Taiwan set forth plans to expand its offshore wind energy

Taiwan set forth plans to expand its offshore wind capacity through the implementation of measures in three phases: setting examples, identifying areas with potentials, and zoning for massive development, reports said Monday.

Taiwan has selected seven companies to build 10 offshore wind farms along the country’s western coast that will have installed capacity of 3,836 megawatts by 2025.

The Ministry of Economic Affairs announced Monday the results of its tender for offshore wind power planning sites, saying it has awarded a total of 3,836 MW in grid connection capacity to 10 offshore wind farms proposed by seven developers.

Of that, 738MW in capacity will be installed by 2021, and the remaining 3,098MW will be set up between 2021 and 2025, according to the ministry.

Taiwan had offshore wind capacity in 2017 of 8,000kW, and it has raised its 2025 offshore wind goal to 5.5GW from the 3GW previously targeted.

The ministry said it will hold a tender in June to select developers from those who did not win contracts for the remaining 1.66GW in capacity, with the results to be announced by the end of that month.

The seven selected developers include state-run Taiwan Power Co. (Taipower) and China Steel Corp., the largest steel maker in Taiwan, but Asia Cement Corp. and polyester filament makers Lea Lea Enterprise Co. did not win contracts.
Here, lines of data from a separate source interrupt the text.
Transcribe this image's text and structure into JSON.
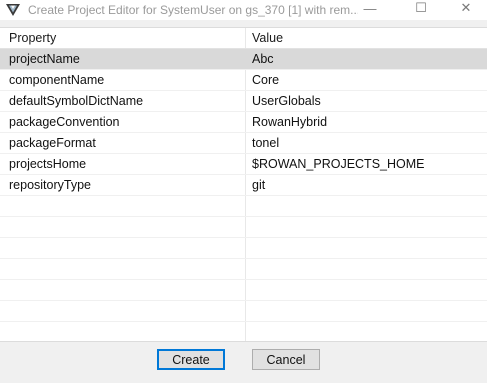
{
  "window": {
    "title": "Create Project Editor for SystemUser on gs_370 [1] with rem...",
    "app_icon": "gemstone-v-icon",
    "minimize_glyph": "—",
    "maximize_glyph": "☐",
    "close_glyph": "✕"
  },
  "table": {
    "headers": {
      "property": "Property",
      "value": "Value"
    },
    "rows": [
      {
        "property": "projectName",
        "value": "Abc",
        "selected": true
      },
      {
        "property": "componentName",
        "value": "Core"
      },
      {
        "property": "defaultSymbolDictName",
        "value": "UserGlobals"
      },
      {
        "property": "packageConvention",
        "value": "RowanHybrid"
      },
      {
        "property": "packageFormat",
        "value": "tonel"
      },
      {
        "property": "projectsHome",
        "value": "$ROWAN_PROJECTS_HOME"
      },
      {
        "property": "repositoryType",
        "value": "git"
      }
    ]
  },
  "buttons": {
    "create": "Create",
    "cancel": "Cancel"
  }
}
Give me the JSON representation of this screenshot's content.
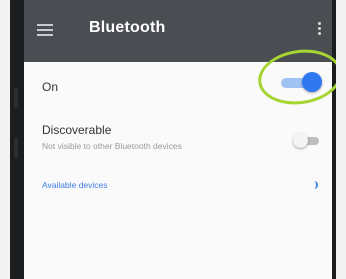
{
  "appbar": {
    "title": "Bluetooth",
    "menu_icon": "hamburger-menu-icon",
    "more_icon": "more-vert-icon",
    "color": "#4a4d52"
  },
  "settings": {
    "on": {
      "label": "On",
      "enabled": true
    },
    "discoverable": {
      "title": "Discoverable",
      "subtitle": "Not visible to other Bluetooth devices",
      "enabled": false
    },
    "available_devices": {
      "label": "Available devices",
      "loading": true
    }
  },
  "colors": {
    "accent": "#2f78f0",
    "highlight": "#a6d532",
    "section_label": "#3d7de8"
  }
}
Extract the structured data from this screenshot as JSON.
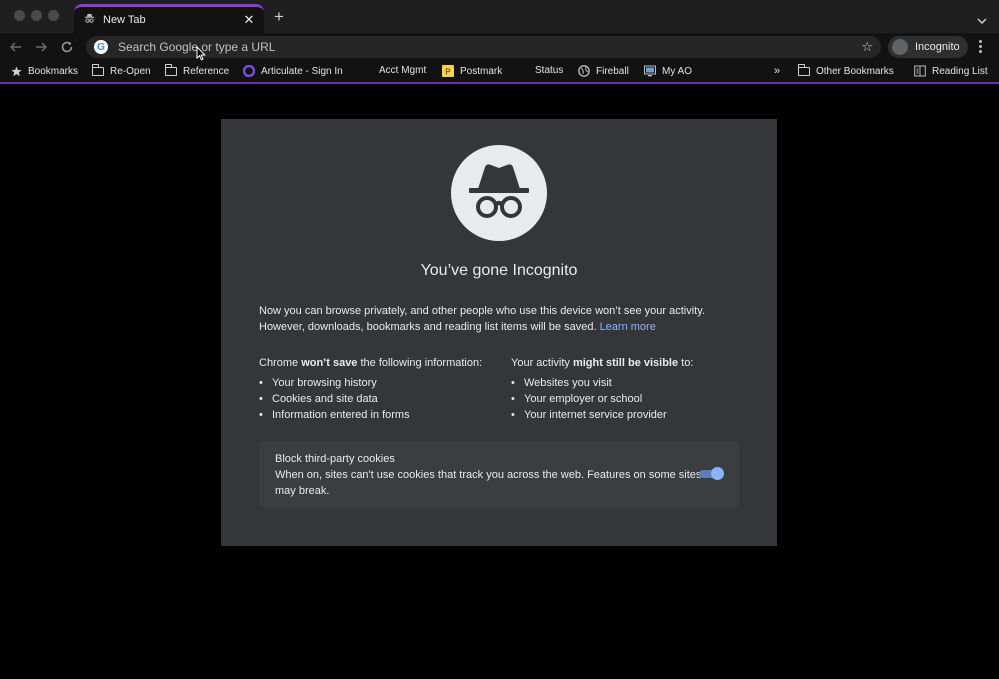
{
  "tab": {
    "title": "New Tab"
  },
  "omnibox": {
    "placeholder": "Search Google or type a URL",
    "search_engine_icon": "G"
  },
  "profile": {
    "label": "Incognito"
  },
  "bookmarks": {
    "items": [
      {
        "label": "Bookmarks",
        "icon": "star-icon"
      },
      {
        "label": "Re-Open",
        "icon": "folder-icon"
      },
      {
        "label": "Reference",
        "icon": "folder-icon"
      },
      {
        "label": "Articulate - Sign In",
        "icon": "articulate-icon"
      },
      {
        "label": "Acct Mgmt",
        "icon": "none"
      },
      {
        "label": "Postmark",
        "icon": "postmark-icon"
      },
      {
        "label": "Status",
        "icon": "none"
      },
      {
        "label": "Fireball",
        "icon": "globe-icon"
      },
      {
        "label": "My AO",
        "icon": "monitor-icon"
      }
    ],
    "overflow": "»",
    "other": "Other Bookmarks",
    "reading_list": "Reading List"
  },
  "incognito": {
    "headline": "You’ve gone Incognito",
    "intro_line1": "Now you can browse privately, and other people who use this device won’t see your activity.",
    "intro_line2": "However, downloads, bookmarks and reading list items will be saved.",
    "learn_more": "Learn more",
    "left_heading_pre": "Chrome ",
    "left_heading_bold": "won’t save",
    "left_heading_post": " the following information:",
    "left_items": [
      "Your browsing history",
      "Cookies and site data",
      "Information entered in forms"
    ],
    "right_heading_pre": "Your activity ",
    "right_heading_bold": "might still be visible",
    "right_heading_post": " to:",
    "right_items": [
      "Websites you visit",
      "Your employer or school",
      "Your internet service provider"
    ],
    "cookies_title": "Block third-party cookies",
    "cookies_desc": "When on, sites can't use cookies that track you across the web. Features on some sites may break.",
    "cookies_enabled": true
  },
  "colors": {
    "accent": "#8b3fd1",
    "card": "#35363a",
    "link": "#8ab4f8",
    "toggle": "#8ab4f8"
  }
}
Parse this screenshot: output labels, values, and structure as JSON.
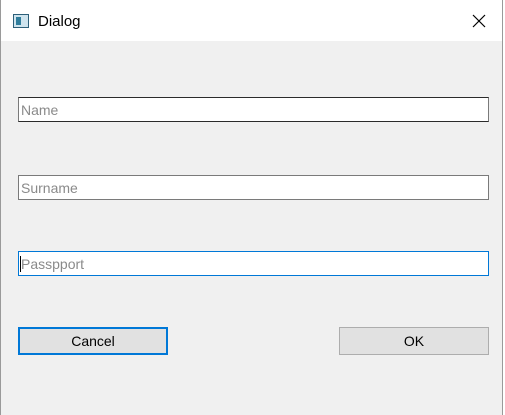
{
  "window": {
    "title": "Dialog",
    "icon": "app-window-icon"
  },
  "form": {
    "name": {
      "placeholder": "Name",
      "value": ""
    },
    "surname": {
      "placeholder": "Surname",
      "value": ""
    },
    "passport": {
      "placeholder": "Passpport",
      "value": ""
    }
  },
  "buttons": {
    "cancel_label": "Cancel",
    "ok_label": "OK"
  },
  "colors": {
    "focus_accent": "#0078d7",
    "dialog_background": "#f0f0f0"
  }
}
Meanwhile, three foreign winners — Germany’s wpd, Denmark’s Orsted A/S and Copenhagen Infrastructure Partners (CIP) — have been awarded contracts for installed capacity of 1,058MW, 902MW and 600MW, respectively, or a cumulative capacity of 66 percent of the total awarded on Monday.

The Ministry of Economic Affairs (MOEA) announced results on April 30 of Taiwan’s first offshore wind farm auction, marking a milestone as the island aims to increase renewable energy production to 20 percent by 2025.

Monday’s biggest winners, Denmark’s Orsted and Germany’s wpd, secured contracts to install 900 MW and 1 GW of capacity, respectively.

According to MOEA, due to the island’s lack in offshore wind power development experience, the government will, during the first stage, roll out incentives to attract investments in the industry, often associated with complex issues and higher risks. Action will be taken at the same time to amend regulations and introduce supportive measures to address the needs of the industry.

What follows will be an effort to locate areas full of potential as wind power farms. The government has selected 36 candidates, information about which will be provided to international players who will then bid to secure the right to tap into an estimated wind capacity of 23 GW in total.

If all goes well, MOEA will sign contracts with industry players in July this year, ensuring development projects are implemented according to plan, reported CNA.

After regulatory support and infrastructure are put in place, the government will spearhead the designation of zones deemed suitable for massive wind power development in the next phase, which will emphasize the coexistence of offshore wind energy harvest and environmental protection.